Fountain Designs Never Built

Of course, the legacy of fountain design also includes multiple drawings of fountains that were proposed, but never built, and therefore remain purely imaginary conceptions. Occasionally, a never-built drawing serves as a nest of new ideas for succeeding generations. The original fountain designs that never bear fruit often hint at concerns of the designer. A fountain designer might ask specifically, how will the fountain appear in a specific setting? Or how will the fountain structure interact with various water effects? All some designers are concerned with how best can a fountain achieve its symbolic form, a festive spectacle, or is it based in utilitarian function? Almost universally, fountain designers considered design ramifications only after the creative aspects have been addressed. There is no question that fountain designers have always looked to historical precedents as sources for ideas and inventive forms and designs. Bernini's Triton fountain has inspired many artists, fountain designers and architects throughout the millennium.

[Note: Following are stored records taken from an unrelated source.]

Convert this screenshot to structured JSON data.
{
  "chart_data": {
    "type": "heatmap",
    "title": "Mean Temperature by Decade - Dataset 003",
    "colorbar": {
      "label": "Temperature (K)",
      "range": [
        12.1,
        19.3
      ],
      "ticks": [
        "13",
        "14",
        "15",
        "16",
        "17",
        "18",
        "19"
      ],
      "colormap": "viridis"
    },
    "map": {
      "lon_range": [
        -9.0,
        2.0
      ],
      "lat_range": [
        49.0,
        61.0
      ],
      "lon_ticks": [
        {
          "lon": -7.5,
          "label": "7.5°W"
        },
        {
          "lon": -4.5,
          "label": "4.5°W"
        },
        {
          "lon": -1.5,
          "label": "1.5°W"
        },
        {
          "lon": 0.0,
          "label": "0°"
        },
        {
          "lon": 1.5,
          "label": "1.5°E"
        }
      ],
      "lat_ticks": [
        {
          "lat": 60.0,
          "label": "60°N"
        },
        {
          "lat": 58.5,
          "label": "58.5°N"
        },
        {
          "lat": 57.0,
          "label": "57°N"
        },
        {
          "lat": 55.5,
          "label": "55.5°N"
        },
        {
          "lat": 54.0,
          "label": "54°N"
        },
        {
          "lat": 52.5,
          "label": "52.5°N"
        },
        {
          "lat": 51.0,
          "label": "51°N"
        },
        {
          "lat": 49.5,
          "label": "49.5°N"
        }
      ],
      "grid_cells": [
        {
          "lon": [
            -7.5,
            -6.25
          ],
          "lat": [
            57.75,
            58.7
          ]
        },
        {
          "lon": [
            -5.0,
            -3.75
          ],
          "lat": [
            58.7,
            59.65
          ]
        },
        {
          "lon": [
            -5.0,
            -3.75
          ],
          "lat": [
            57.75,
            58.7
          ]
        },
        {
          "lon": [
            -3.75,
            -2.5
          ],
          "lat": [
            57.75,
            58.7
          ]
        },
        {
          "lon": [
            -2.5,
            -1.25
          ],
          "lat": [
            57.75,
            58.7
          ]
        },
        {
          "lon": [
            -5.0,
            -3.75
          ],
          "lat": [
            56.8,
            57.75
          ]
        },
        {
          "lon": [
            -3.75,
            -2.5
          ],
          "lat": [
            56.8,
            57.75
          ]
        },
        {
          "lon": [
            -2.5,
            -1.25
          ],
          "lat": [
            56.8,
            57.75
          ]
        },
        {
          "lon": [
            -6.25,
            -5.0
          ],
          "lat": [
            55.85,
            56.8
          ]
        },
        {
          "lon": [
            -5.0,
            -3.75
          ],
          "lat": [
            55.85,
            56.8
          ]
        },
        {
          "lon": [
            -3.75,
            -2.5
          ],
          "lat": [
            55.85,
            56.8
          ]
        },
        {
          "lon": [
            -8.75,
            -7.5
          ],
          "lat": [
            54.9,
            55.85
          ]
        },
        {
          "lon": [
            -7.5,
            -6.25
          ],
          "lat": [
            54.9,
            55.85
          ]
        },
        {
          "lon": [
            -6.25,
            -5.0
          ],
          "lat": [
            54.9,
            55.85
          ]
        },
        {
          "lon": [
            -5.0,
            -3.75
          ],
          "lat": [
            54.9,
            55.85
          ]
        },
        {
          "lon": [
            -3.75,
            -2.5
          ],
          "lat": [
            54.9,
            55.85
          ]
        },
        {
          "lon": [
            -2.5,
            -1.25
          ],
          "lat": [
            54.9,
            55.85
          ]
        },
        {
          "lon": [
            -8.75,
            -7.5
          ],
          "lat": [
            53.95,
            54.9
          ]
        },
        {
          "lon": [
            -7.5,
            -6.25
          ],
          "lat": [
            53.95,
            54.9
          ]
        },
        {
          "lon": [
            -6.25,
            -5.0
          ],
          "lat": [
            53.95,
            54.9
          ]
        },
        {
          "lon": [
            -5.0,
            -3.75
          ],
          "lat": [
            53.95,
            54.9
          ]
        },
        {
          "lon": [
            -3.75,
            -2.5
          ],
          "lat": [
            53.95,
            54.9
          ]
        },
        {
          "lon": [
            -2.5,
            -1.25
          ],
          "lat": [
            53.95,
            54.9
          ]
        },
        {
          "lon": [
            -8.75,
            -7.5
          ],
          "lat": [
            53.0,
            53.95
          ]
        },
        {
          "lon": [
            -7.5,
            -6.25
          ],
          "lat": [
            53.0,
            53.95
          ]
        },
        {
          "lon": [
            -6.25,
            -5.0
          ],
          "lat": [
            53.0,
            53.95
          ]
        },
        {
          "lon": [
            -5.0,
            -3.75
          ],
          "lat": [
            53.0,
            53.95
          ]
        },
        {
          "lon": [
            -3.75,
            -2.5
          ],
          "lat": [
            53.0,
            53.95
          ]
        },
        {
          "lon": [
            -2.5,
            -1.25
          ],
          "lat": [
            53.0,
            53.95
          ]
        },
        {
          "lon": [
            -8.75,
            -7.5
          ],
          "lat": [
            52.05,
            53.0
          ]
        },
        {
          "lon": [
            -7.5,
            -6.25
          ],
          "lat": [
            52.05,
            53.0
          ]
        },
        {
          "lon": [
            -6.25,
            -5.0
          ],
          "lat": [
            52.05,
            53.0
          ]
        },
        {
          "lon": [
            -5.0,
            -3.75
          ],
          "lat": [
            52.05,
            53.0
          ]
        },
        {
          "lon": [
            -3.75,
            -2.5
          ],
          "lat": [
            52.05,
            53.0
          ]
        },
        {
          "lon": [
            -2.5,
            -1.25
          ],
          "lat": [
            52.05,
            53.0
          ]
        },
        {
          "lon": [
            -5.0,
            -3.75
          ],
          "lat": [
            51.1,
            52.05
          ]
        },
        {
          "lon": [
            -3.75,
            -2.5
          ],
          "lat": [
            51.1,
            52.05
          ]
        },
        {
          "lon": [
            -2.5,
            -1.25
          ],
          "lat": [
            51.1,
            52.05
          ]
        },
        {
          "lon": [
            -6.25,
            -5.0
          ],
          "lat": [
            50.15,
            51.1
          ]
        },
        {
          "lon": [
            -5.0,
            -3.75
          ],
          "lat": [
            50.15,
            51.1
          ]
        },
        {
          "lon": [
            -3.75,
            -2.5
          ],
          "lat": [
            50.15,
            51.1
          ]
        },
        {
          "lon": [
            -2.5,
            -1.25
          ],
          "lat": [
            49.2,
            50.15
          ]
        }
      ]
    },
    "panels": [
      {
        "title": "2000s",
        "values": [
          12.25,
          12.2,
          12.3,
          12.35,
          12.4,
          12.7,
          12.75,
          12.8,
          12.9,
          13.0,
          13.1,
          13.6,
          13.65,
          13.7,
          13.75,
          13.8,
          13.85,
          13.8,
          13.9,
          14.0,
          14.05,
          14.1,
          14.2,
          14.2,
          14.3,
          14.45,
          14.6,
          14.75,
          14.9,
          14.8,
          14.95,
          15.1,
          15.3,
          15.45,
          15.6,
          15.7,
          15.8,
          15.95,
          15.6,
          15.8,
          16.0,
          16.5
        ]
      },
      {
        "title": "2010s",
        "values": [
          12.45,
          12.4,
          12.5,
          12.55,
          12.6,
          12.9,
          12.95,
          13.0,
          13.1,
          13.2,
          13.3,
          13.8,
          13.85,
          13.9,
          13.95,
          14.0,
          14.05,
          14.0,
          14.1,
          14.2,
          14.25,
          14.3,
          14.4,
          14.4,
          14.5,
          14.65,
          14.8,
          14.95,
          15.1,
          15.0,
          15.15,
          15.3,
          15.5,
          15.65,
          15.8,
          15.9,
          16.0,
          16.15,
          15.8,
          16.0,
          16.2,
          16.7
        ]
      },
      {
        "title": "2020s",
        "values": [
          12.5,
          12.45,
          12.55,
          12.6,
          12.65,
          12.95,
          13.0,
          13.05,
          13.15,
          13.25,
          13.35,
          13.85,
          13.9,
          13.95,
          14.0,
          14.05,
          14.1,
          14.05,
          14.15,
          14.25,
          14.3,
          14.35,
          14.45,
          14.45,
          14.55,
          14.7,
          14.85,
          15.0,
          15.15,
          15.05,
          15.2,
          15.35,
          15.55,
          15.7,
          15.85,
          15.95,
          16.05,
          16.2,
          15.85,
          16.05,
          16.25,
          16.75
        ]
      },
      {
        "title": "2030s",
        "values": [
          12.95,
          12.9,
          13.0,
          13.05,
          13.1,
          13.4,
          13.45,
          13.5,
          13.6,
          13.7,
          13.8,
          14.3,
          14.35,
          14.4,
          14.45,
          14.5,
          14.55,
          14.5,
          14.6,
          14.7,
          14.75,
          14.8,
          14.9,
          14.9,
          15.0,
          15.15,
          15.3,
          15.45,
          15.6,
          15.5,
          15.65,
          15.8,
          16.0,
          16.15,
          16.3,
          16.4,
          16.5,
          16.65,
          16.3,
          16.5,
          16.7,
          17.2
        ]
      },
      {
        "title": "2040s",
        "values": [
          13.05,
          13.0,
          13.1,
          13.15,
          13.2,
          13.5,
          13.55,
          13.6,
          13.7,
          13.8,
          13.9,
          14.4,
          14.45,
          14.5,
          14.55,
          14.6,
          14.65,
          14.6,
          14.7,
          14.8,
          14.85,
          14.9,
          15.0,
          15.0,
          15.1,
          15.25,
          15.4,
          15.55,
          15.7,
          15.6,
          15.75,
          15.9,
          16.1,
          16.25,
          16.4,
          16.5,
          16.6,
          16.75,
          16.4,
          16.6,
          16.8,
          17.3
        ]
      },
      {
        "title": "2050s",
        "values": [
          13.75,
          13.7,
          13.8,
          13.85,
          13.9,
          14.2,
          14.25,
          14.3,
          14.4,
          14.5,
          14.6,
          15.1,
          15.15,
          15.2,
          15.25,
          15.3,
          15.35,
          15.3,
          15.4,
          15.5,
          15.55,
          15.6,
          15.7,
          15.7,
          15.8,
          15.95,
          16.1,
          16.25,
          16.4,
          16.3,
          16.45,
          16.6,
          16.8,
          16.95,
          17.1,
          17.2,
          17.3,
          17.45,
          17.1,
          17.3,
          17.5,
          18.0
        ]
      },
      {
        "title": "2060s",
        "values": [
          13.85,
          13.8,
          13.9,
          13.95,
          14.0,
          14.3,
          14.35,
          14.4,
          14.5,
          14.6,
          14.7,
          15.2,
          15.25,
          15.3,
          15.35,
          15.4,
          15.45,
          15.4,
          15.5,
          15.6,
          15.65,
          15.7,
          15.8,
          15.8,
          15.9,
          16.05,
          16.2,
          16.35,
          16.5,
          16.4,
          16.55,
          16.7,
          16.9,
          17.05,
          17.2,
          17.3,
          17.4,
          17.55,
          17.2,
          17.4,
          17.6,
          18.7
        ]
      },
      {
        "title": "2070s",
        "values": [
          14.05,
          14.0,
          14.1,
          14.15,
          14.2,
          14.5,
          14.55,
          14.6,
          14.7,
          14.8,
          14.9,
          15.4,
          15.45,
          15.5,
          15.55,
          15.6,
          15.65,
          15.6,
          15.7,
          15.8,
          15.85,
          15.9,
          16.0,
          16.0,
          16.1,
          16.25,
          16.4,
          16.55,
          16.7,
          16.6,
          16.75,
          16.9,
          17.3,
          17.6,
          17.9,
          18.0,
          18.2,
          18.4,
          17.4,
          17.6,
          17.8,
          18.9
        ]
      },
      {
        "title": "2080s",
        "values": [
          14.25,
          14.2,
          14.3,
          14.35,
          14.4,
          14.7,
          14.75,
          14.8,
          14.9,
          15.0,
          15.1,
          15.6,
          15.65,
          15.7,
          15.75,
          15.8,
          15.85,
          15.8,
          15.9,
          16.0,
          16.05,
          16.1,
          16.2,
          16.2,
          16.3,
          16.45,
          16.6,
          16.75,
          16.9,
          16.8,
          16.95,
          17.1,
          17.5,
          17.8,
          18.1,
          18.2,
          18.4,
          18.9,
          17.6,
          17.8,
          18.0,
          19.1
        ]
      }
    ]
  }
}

The Roman architect Marchione was well known for using drawings to develop his fountain designs. In the mid-1700s Marchione received a commission for his first large project, which consisted of the design of a villa and gardens, and fountains for his patron the Cardinal Alessandro Albani. The Villa Albani was intended to showcase the Cardinal splendid collection of classical antiquities. Among Marchione’s accomplished designs for the villa is a drawing for a Pegasus fountain simulating a naturalistic landscape with a statue of a mythical horse tapping its hoof on rocks arched over a stream. This was to be the first fountain based on classical mythology in the area.

A contemporary of Marchione, an 18th-century architect named Giuseppe Barberi, received few actual commissions, but unleashed a torrent of restless artistic energy in fluid applications and fountain designs which never left pen and paper. Among his many fountain designs are ideas for enhancing plazas with multiple urban landmarks, many featuring the river gods and huge jets of water, a traditional fountain form that may have been promoted by Bernini's Fountain of the Four Rivers, or by antique statues of river gods which dotted the landscape.

In modern times, fountain designers have sought to update past styles of fountains with modern architectural sensibilities. Modern French Garden designers are reviving French classical Garden design, but simplifying it to a new modest scale, and using new materials, and defining spaces differently, for instance using concrete walls. Many modern concept drawings propose secluded salons (or outdoor rooms) where people can enjoy tranquility in the midst of a larger public garden. Normally, the central focus is a figurative water fountain, a personification of a water source, with water falling from the earned onto a decorative shoulder, and to symmetrical trellises housing columns formed into fountains for drinking or handwashing.

Many contemporary fountain designers continue the practice of drawing regularly in personal sketchbooks record observations from nature and to jot down ideas for fountain designs. For decades, American designers have sketched movie watery mountain streams, and coastal shores. Even the most modern engineering firms, while designing fountains, normally start their design process with a series whole of a musty foolish it is sketchbook drawings. Often, the drawing show plans for different playful water effects, but some show the designer working out how to use technology to click to read more create the desired water action, such as giant leaping arcs of water. With the use of modern computer technology, a fountain designer can then translate these drawings and sketches into hydraulic realities and the sketches into actual fountains.